With the acting, praise must equally go to every cast member. Barry Boyton was hilarious as Casper ten Boom; making light of the changing time, in the opening monologue of Corrie, and having to quickly change the set with each season as this old man. Then changing to the shocking and heavy moment where he is the German guard. Stephanie Wolfe as resilient Miss Smit and Jelena Kratz so convincing and terrifying as a Nazi guard; both had so many roles to play I cannot express the awe I had for these two actresses, who could convincingly portray each role.

Joanna Hodgson was the most inspirational Betsie,  who continued to rise above the situation; bringing the perfect positivity and truth in faith in the word of God; to bring laughs and comfort to the audience through the horror- just as Betsie did for Corrie.
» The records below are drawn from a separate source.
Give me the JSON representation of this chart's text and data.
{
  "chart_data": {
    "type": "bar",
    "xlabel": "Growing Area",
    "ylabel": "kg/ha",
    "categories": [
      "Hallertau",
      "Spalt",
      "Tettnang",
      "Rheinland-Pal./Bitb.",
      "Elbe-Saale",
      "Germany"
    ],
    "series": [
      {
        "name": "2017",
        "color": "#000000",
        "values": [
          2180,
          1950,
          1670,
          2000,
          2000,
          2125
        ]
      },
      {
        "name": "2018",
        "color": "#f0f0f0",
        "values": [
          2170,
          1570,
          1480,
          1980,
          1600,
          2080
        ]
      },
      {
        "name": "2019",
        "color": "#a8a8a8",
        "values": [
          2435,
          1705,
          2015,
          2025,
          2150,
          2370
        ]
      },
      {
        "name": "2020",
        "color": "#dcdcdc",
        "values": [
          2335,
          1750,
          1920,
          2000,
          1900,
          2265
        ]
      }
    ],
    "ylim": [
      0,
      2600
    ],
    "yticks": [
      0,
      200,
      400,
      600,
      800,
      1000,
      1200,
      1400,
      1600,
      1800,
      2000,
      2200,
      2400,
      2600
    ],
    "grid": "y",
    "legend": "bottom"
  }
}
Sarah Bentley was such a motivational and convincing Corrie who captivated you with her emotions and storytelling of such a complicated part. Especially when Corrie went through the turmoil of her inner monologues which made me, as audience member, hold onto her every word and message she had as Corrie ten Boom. Of course credit must be given to the crew (Sadie Dyer, Emma Handcock and Jenny Costigan) who organised the show, delivered the set and ran sound and lighting for the night.

The scene that brought the audience to tears was the ending. Each cast member came out to the front and held the photos of the ten Boom family and from their hand silently and gracefully dropped petals of the Jewish Star to honour the Jews who had died in the war; reminding the audience that this was a true story they had witnessed and every distressing and overwhelming moment acted in the play happened. It was a beautiful and peaceful honouring to the sacrifice of the ten Boom family, who risked their lives to save others.


One amazing thing about Oddments Christian Theatre Company is the work they do in prisons, where they preach and perform for prisoners. If the work and heart-warming performances of this company encourage you to watch or book this play, not only will you get to experience this wonderful and moving story or other plays offered by Oddments you will be supporting their charity work and keeping the company alive; so many more can watch and learn the inspiration that is Corrie ten Boom’s The Hiding Place.